パスワードを要求しないようにpkexecを構成する方法は?

12

スーパーユーザー特権でデーモン(Pythonで作成)を呼び出す必要があるGUIアプリケーションがあります。ユーザーにパスワードを要求することなくこれを実行したいと思います。

デーモンはスクリプトであるため、SUIDビットを直接設定することはできません。このためにCラッパーを書くことはできましたが、特に自分の側の間違いがシステムのセキュリティを著しく損なうことにつながる可能性がある場合は、むしろ車輪を再発明したくないでしょう。

この状況で私が通常行うことは/etc/sudoers、NOPASSWDディレクティブを使用して、ユーザーがパスワードなしでrootとしてデーモンを実行できるようにする行を追加することです。これは、コマンドラインから正常に機能します。ただし、GUIからこれを行うと、pkexecダイアログがポップアップしてユーザーのパスワードを要求します。Ubuntuでは、sudoGUIからの呼び出しが何らかの形でインターセプトされているようpkexecです。

これを回避する方法はありますか?setuidスクリプトの煩わしさを扱う必要はありません。

password  sudo  privileges  pkexec 
チンメイ・カンチ
ソース
どのようなアプリケーションについて話しますか?
ラドゥラディアナヌ
任意のGUIアプリ。GUIアプリを実行しようとするsudo somecommandと、表示されるダイアログボックスpkexecは、プログラムの実行を許可するsudoersポリシーがあるかどうかに関係なく、パスワードダイアログです。
チンメイカンチ

回答:

14

:それはと言うことは不適切だ「Ubuntuの上に呼び出しているようですsudoGUIからは、何らかの形で傍受されていますpkexecpkexecとの共通点はあまりありませんsudo。とは対照的にsudopkexecプロセス全体にルート権限を付与するのではなく、集中システムポリシーをより細かく制御できます。

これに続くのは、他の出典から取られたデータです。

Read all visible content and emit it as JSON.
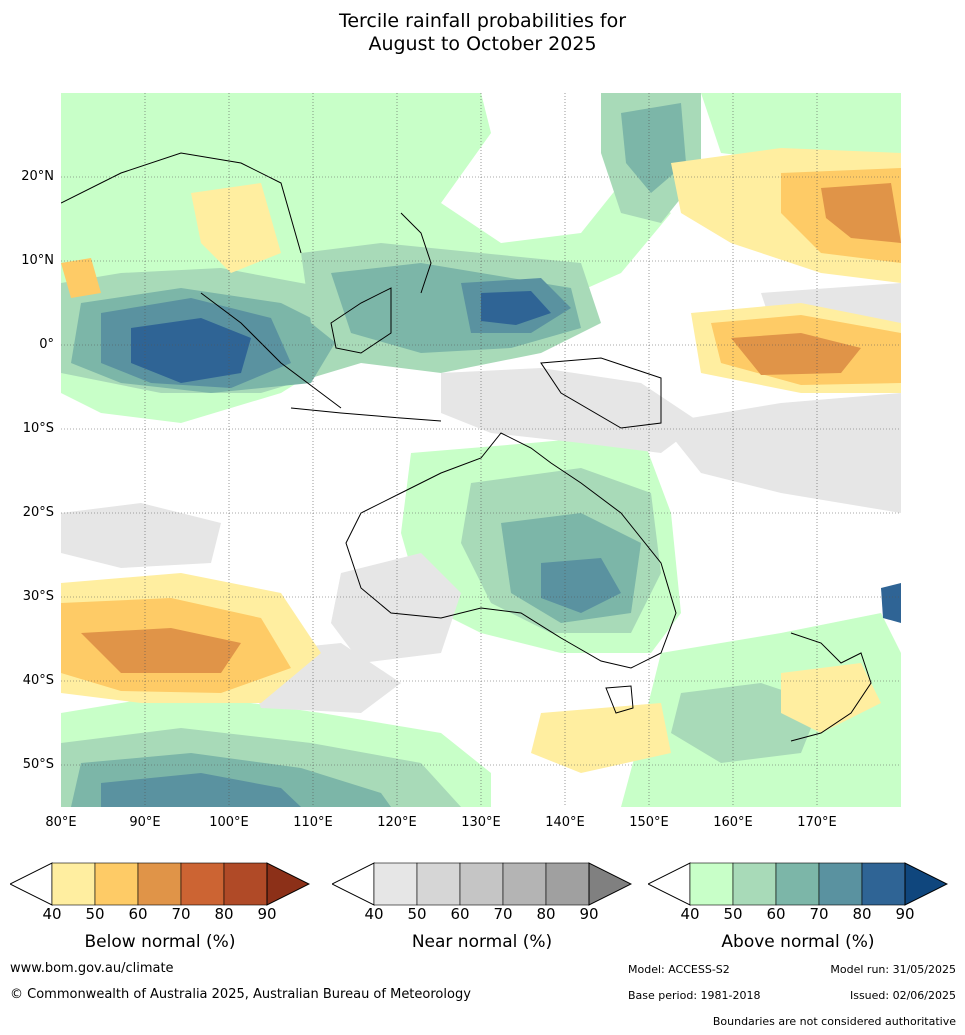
{
  "title_line1": "Tercile rainfall probabilities for",
  "title_line2": "August to October 2025",
  "map": {
    "lat_labels": [
      "20°N",
      "10°N",
      "0°",
      "10°S",
      "20°S",
      "30°S",
      "40°S",
      "50°S"
    ],
    "lon_labels": [
      "80°E",
      "90°E",
      "100°E",
      "110°E",
      "120°E",
      "130°E",
      "140°E",
      "150°E",
      "160°E",
      "170°E"
    ],
    "lat_values": [
      20,
      10,
      0,
      -10,
      -20,
      -30,
      -40,
      -50
    ],
    "lon_values": [
      80,
      90,
      100,
      110,
      120,
      130,
      140,
      150,
      160,
      170
    ],
    "extent": {
      "lon_min": 80,
      "lon_max": 180,
      "lat_min": -55,
      "lat_max": 30
    }
  },
  "legends": [
    {
      "label": "Below normal (%)",
      "ticks": [
        "40",
        "50",
        "60",
        "70",
        "80",
        "90"
      ],
      "colors": [
        "#ffeea0",
        "#fecb66",
        "#e09448",
        "#cc6433",
        "#b04a27",
        "#8c3018"
      ]
    },
    {
      "label": "Near normal (%)",
      "ticks": [
        "40",
        "50",
        "60",
        "70",
        "80",
        "90"
      ],
      "colors": [
        "#e6e6e6",
        "#d6d6d6",
        "#c5c5c5",
        "#b4b4b4",
        "#a0a0a0",
        "#808080"
      ]
    },
    {
      "label": "Above normal (%)",
      "ticks": [
        "40",
        "50",
        "60",
        "70",
        "80",
        "90"
      ],
      "colors": [
        "#c8ffc8",
        "#a8dab8",
        "#7cb6a8",
        "#5a92a0",
        "#2f6495",
        "#0f467d"
      ]
    }
  ],
  "footer": {
    "website": "www.bom.gov.au/climate",
    "copyright": "© Commonwealth of Australia 2025, Australian Bureau of Meteorology",
    "model": "Model: ACCESS-S2",
    "model_run": "Model run: 31/05/2025",
    "base_period": "Base period: 1981-2018",
    "issued": "Issued: 02/06/2025",
    "disclaimer": "Boundaries are not considered authoritative"
  }
}
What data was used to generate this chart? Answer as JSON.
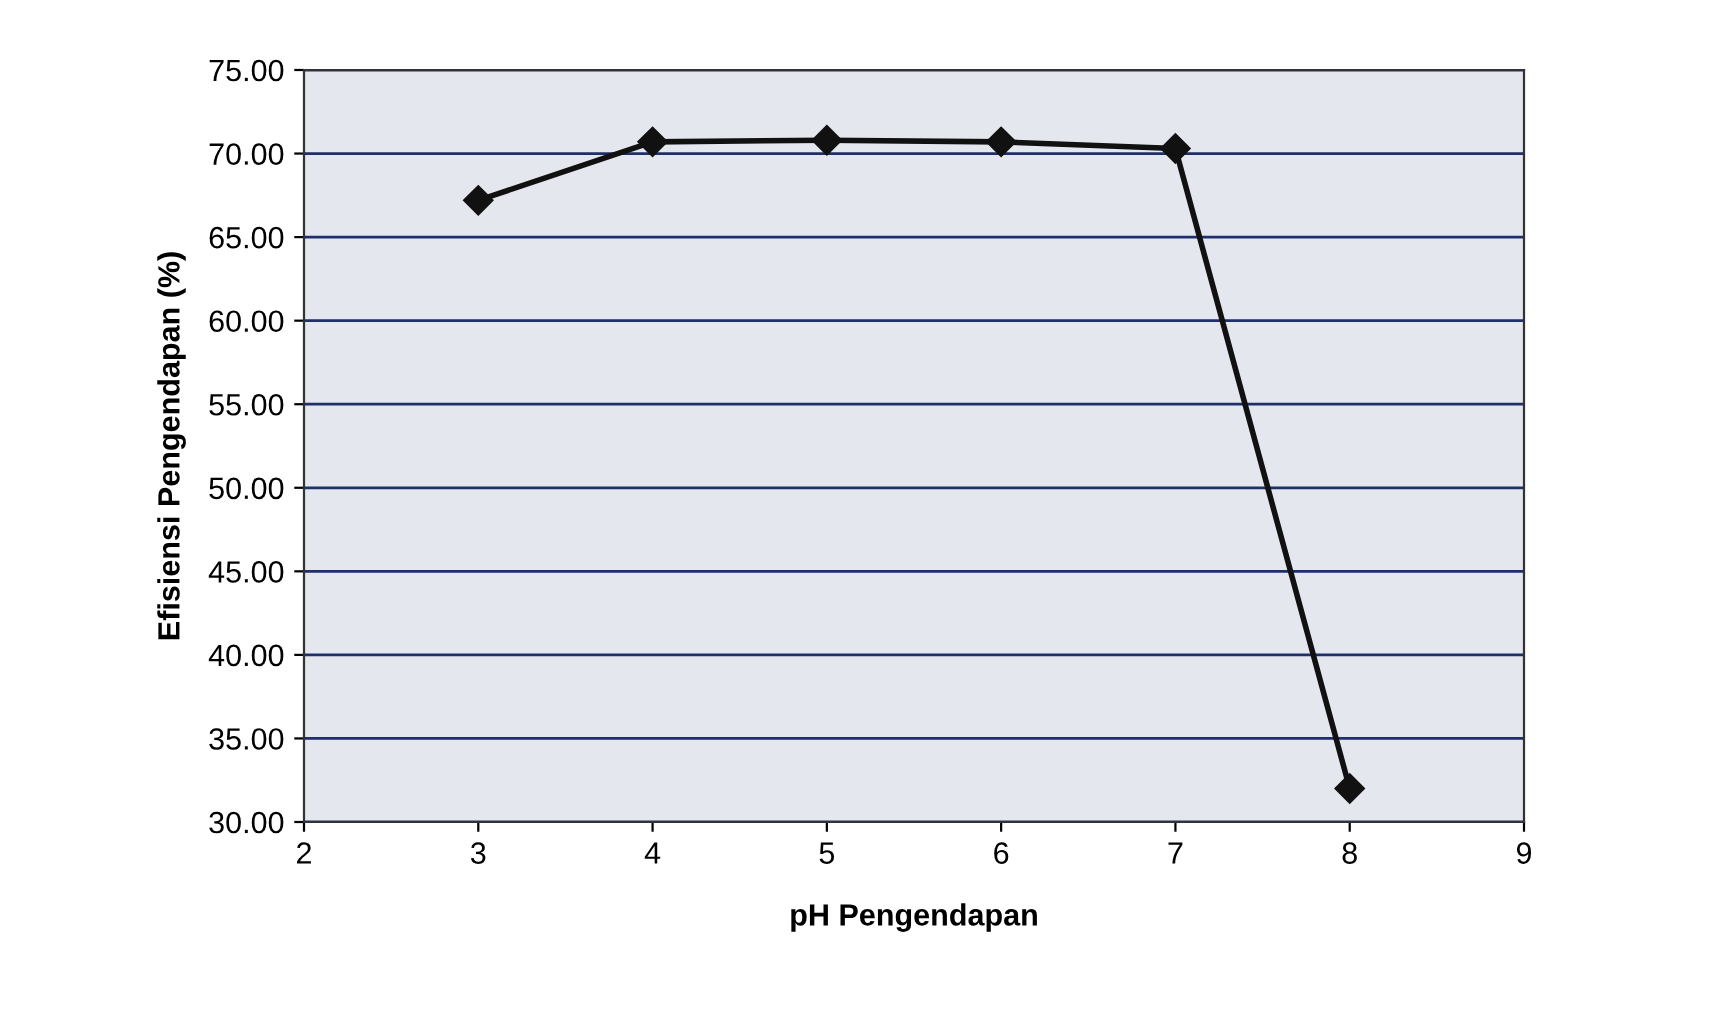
{
  "chart_data": {
    "type": "line",
    "xlabel": "pH Pengendapan",
    "ylabel": "Efisiensi Pengendapan (%)",
    "x": [
      3,
      4,
      5,
      6,
      7,
      8
    ],
    "series": [
      {
        "color": "#111111",
        "values": [
          67.2,
          70.7,
          70.8,
          70.7,
          70.3,
          32.0
        ]
      }
    ],
    "xlim": [
      2,
      9
    ],
    "xticks": [
      2,
      3,
      4,
      5,
      6,
      7,
      8,
      9
    ],
    "ylim": [
      30,
      75
    ],
    "yticks": [
      {
        "value": 30,
        "label": "30.00"
      },
      {
        "value": 35,
        "label": "35.00"
      },
      {
        "value": 40,
        "label": "40.00"
      },
      {
        "value": 45,
        "label": "45.00"
      },
      {
        "value": 50,
        "label": "50.00"
      },
      {
        "value": 55,
        "label": "55.00"
      },
      {
        "value": 60,
        "label": "60.00"
      },
      {
        "value": 65,
        "label": "65.00"
      },
      {
        "value": 70,
        "label": "70.00"
      },
      {
        "value": 75,
        "label": "75.00"
      }
    ],
    "grid": "y",
    "marker": "diamond",
    "line_style": "solid",
    "legend": false
  }
}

これで、パスワードの入力を求められずにGUIアプリケーションを実行したい場合pkexec、これは難しくありません。たとえばGPartedを見てみましょう。開くと、パスワードの入力を求める次のダイアログウィンドウが表示されます。

認証された

[ 詳細]をクリックすると、ダイアログウィンドウは次のようになります。

gparted認証-詳細

ここからは、たとえば次のコマンドを使用してファイルを開くだけです。/usr/share/polkit-1/actions/com.ubuntu.pkexec.gparted.policy

gksu gedit /usr/share/polkit-1/actions/com.ubuntu.pkexec.gparted.policy

次の行を変更します。

      <allow_any>auth_admin</allow_any>
      <allow_inactive>auth_admin</allow_inactive>
      <allow_active>auth_admin</allow_active>

次のように:

      <allow_any>yes</allow_any>
      <allow_inactive>yes</allow_inactive>
      <allow_active>yes</allow_active>

ファイルを保存して閉じます。次に、GPartedを開くと、パスワードの入力を求められなくなります。

ラドゥ・ラデアヌ
ソース
はい、pkexecは実際にsudoの呼び出しをインターセプトします。この動作の最小限の例を作成できるかどうかを確認します。
チンメイカンチ
単純なアプリでこれを複製することはできません。非常に特定の状況でのみ発生する可能性があり、バグを追跡する時間はありません。私はあなたの答えを受け入れます。乾杯。
チンメイカンチ
@ChinmayKanchiもっとはっきりさせましょう。もう一度例を挙げgpartedます。terminalから実行する場合、root権限でファイルをsudo gparted実行し/usr/sbin/gpartedます。あなたが起動するとgpartedGUIから、あなたは実際には開始gparted-pkexec(あなたはこの内側確認することができます/usr/share/applications/gparted.desktopされているファイル)/usr/bin/gparted-pkexec:それは、その目的は、次のコマンドを実行することで、シェルスクリプトであるpkexec "/usr/sbin/gparted"と等価ですpkexec gparted。だから、とは関係ありませんsudo。そして、このコマンドは、ターミナルではなく、で使用する必要がありますsudo gparted
ラドゥラディアナヌ
1
@ChinmayKanchi sudoは、GUIアプリではなく、シェルアプリにのみ使用してください。参照してくださいman sudoman pkexecこの意味インチ
ラドゥラデアヌ
はい、私はあなたの両方の点を知っています。私の状況は、sudoを使用してシェルプログラム(デーモン、私も作成)を起動しようとするGUIアプリ(私が作成)があることです。何らかの理由で、これを行うと、sudoの代わりにpkexecが呼び出されます。つまり、デーモン用に作成したsudoポリシーは無視されます。
チンメイカンチ
弊社のサイトを使用することにより、あなたは弊社のクッキーポリシーおよびプライバシーポリシーを読み、理解したものとみなされます。
Licensed under cc by-sa 3.0 with attribution required.